ET Holiday: a sore issue with tour operators


Ethiopian Airlines (ET), Ethiopian Tour Operators’ Association (ETOA) and private tour operators have gotten into a dispute following the Air Transport giant’s entry into the local tour operations market through its newly-formed ET Holiday Division.
Recently, ET and the association discussed issues concerning how to handle tour operations together, but ET unilaterally went ahead and floated a bid for a joint venture (JV) and has already selected a tour operating company to work with, claim tour operators.  Their complaints centre around the fact that joint discussions and negotiations between the two groups were about working together for the growth of the sector, but Ethiopian’s actions in floating the bid and selecting a specific company to work with, defeats the whole purpose of the negotiations and hence is improper. 
The consultative forum organized by Ministry of  Culture and Tourism  was held on April 8, at the Sheraton Addis aims to boost the tourism sector in partnership with the private sector.
According to the tour operators, besides the fact stated above, the state monopoly’s new plan will force them out of the sector. Meanwhile, ET stated that its plan was to work together with established companies for mutual benefit. “The bid is illegal,” the tour operators claim. This is because only one company (Boston Day Spa) participated and won the bid,” they argued. At the event held on Monday, April 8, to address the problems facing the tourism sector, this issue of ET Holiday was raised.
Essayas Wolde Mariam, Senior Vice President (SVP) of Global Sales at Ethiopian Airlines, informed participants that the airlines does not wish to control or dominate the sector; however, he admitted that it has selected one partner to undertake its activities. “We will outsource the business that comes our way to the rest of the tour and travel companies,” he informed the gathering at the consultative forum.
Even though the ET official gave assurances that the ET Holiday Division will work with other companies, tour operators made clear their fear and suspicion about the monopolisation of the business by ET and its partner.
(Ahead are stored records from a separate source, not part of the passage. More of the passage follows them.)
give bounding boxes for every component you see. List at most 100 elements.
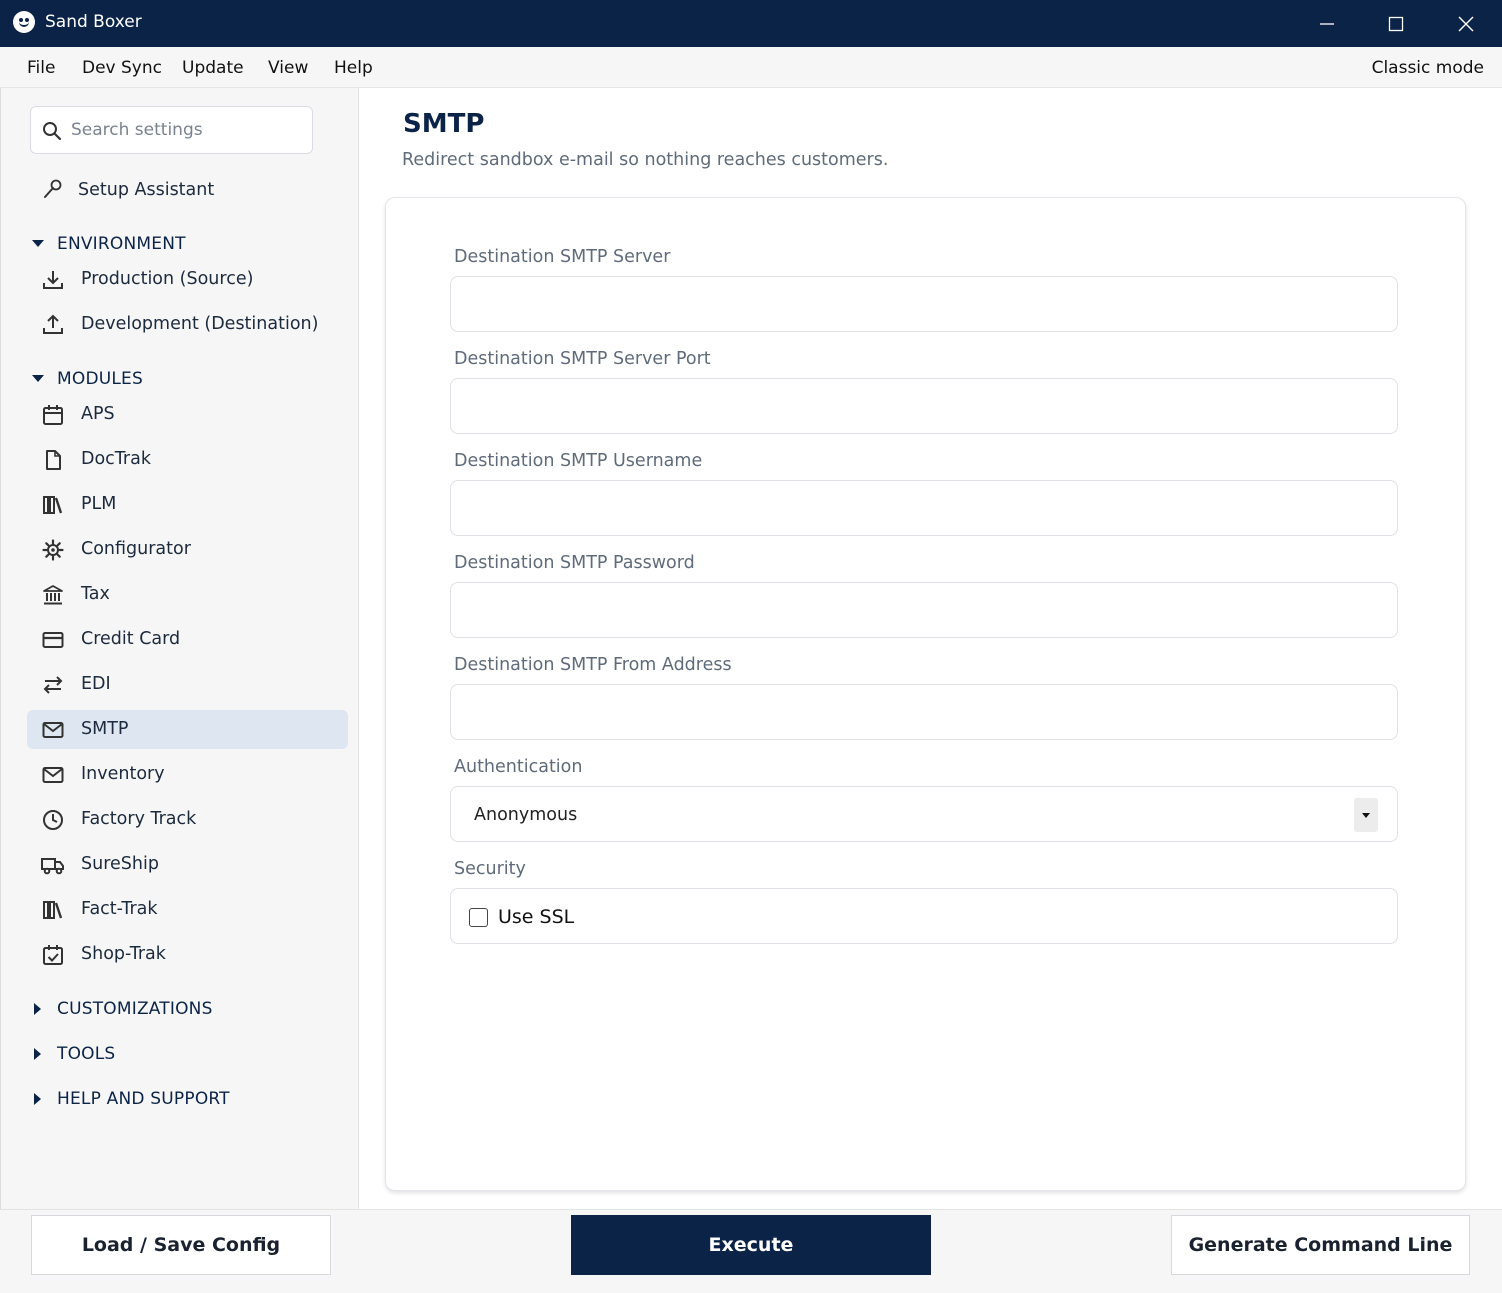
maximize-button[interactable] bbox=[1361, 0, 1431, 47]
truck-icon bbox=[41, 853, 65, 877]
section-label: MODULES bbox=[57, 369, 143, 389]
sidebar-item-label: Development (Destination) bbox=[81, 314, 319, 334]
smtp-server-label: Destination SMTP Server bbox=[454, 247, 671, 267]
sidebar-item-tax[interactable]: Tax bbox=[27, 575, 348, 614]
close-button[interactable] bbox=[1431, 0, 1501, 47]
authentication-select[interactable]: Anonymous bbox=[450, 786, 1398, 842]
mail-icon bbox=[41, 718, 65, 742]
document-icon bbox=[41, 448, 65, 472]
menu-view[interactable]: View bbox=[268, 58, 308, 78]
menu-dev-sync[interactable]: Dev Sync bbox=[82, 58, 162, 78]
search-box bbox=[30, 106, 313, 154]
section-modules[interactable]: MODULES bbox=[31, 366, 143, 392]
sidebar-item-factory-track[interactable]: Factory Track bbox=[27, 800, 348, 839]
sidebar-item-sureship[interactable]: SureShip bbox=[27, 845, 348, 884]
maximize-icon bbox=[1388, 16, 1404, 31]
section-help-and-support[interactable]: HELP AND SUPPORT bbox=[31, 1086, 230, 1112]
search-input[interactable] bbox=[71, 107, 306, 153]
authentication-value: Anonymous bbox=[474, 805, 578, 825]
caret-right-icon bbox=[31, 1047, 45, 1061]
sidebar-item-shop-trak[interactable]: Shop-Trak bbox=[27, 935, 348, 974]
generate-command-line-button[interactable]: Generate Command Line bbox=[1171, 1215, 1470, 1275]
sidebar-item-configurator[interactable]: Configurator bbox=[27, 530, 348, 569]
smtp-port-input[interactable] bbox=[450, 378, 1398, 434]
sidebar: Setup Assistant ENVIRONMENT Production (… bbox=[0, 88, 359, 1209]
footer-bar: Load / Save Config Execute Generate Comm… bbox=[0, 1209, 1502, 1293]
library-icon bbox=[41, 493, 65, 517]
app-logo-icon bbox=[13, 11, 35, 33]
sidebar-item-credit-card[interactable]: Credit Card bbox=[27, 620, 348, 659]
credit-card-icon bbox=[41, 628, 65, 652]
minimize-button[interactable] bbox=[1292, 0, 1362, 47]
sidebar-item-label: APS bbox=[81, 404, 115, 424]
sidebar-item-setup-assistant[interactable]: Setup Assistant bbox=[27, 171, 348, 210]
section-environment[interactable]: ENVIRONMENT bbox=[31, 231, 186, 257]
wrench-icon bbox=[41, 177, 65, 201]
security-label: Security bbox=[454, 859, 526, 879]
sidebar-item-label: Inventory bbox=[81, 764, 165, 784]
sidebar-item-label: Production (Source) bbox=[81, 269, 254, 289]
smtp-from-address-input[interactable] bbox=[450, 684, 1398, 740]
sidebar-item-development[interactable]: Development (Destination) bbox=[27, 305, 348, 344]
download-icon bbox=[41, 268, 65, 292]
sidebar-item-label: EDI bbox=[81, 674, 111, 694]
security-box: Use SSL bbox=[450, 888, 1398, 944]
authentication-label: Authentication bbox=[454, 757, 583, 777]
classic-mode-link[interactable]: Classic mode bbox=[1372, 58, 1484, 78]
menu-bar: File Dev Sync Update View Help Classic m… bbox=[0, 47, 1502, 88]
sidebar-item-label: Tax bbox=[81, 584, 110, 604]
upload-icon bbox=[41, 313, 65, 337]
cog-icon bbox=[41, 538, 65, 562]
sidebar-item-production[interactable]: Production (Source) bbox=[27, 260, 348, 299]
menu-file[interactable]: File bbox=[27, 58, 55, 78]
page-subtitle: Redirect sandbox e-mail so nothing reach… bbox=[402, 150, 889, 170]
sidebar-item-label: Fact-Trak bbox=[81, 899, 158, 919]
smtp-username-input[interactable] bbox=[450, 480, 1398, 536]
caret-down-icon bbox=[31, 237, 45, 251]
sidebar-item-label: DocTrak bbox=[81, 449, 151, 469]
section-label: ENVIRONMENT bbox=[57, 234, 186, 254]
window-title: Sand Boxer bbox=[45, 12, 142, 32]
bank-icon bbox=[41, 583, 65, 607]
section-label: CUSTOMIZATIONS bbox=[57, 999, 213, 1019]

The following Thursday, the association and ET officials met to discuss and find an amicable way to resolve the issue. But sources informed Capital that the discussion was less than satisfactory. There as more of accusations rather than addressing the primary issue, our sources indicated. The tour companies kept on accusing Ethiopian that it was in violation of the law when it floated the bid, while Ethiopian denied it was outside the bounds of the law. “We followed the government’s procurement policy, if you believe there was misdemeanour during the bid process you can appeal to the federal Anti Corruption Commission,” an ET official, is said to have said at the discussion.
On the other hand, Ethiopian in its turn accused tour operators of price excesses; in regards to the amount of money they charge tourists. “The money tour companies charge ET clients that want to travel to the country has played a major role in discouraging them from coming here,” ET accused.
Experts say that such deals were usual and are used by other airlines in the world, but in the Ethiopian scenario it might affect private tour companies that are new and are subject to capital limitations. Due to that fact these companies will be unable to compete with ET Holiday. “The new division that Ethiopian has established will have to take into consideration these new and upcoming tour companies for the development of the sector,” experts notified Capital.
Experts advised that both parties have to focus on working together rather than engage in conflict. “The sector is vast and relatively new; therefore, both sides can reap the benefits better and develop the sector accordingly if they work in coordination.” But to do this requires Ethiopian Airlines’ inclusion of all stakeholders instead of one or only a few of them, said the pundits.
According to the new plan, ET will undertake the tour operation business with it sole agent, Boston Day Spa, which will be responsible for handling ET’s tourists and will have sole rights to deal out the services required by these tourists to other tour companies, which need to be selected by another bidding process. Our sources indicated that for the ground services needed by tourists, ET has already selected two companies, which will undertake operations on a subcontract basis. But Capital was not able to get confirmation from the airlines about the selection of these companies. 
Currently, ET has 73 international destinations and this new division will provide the company with the perfect opportunity to carry out the tour and travel business in conjunction with the air transportation service it is engaged in.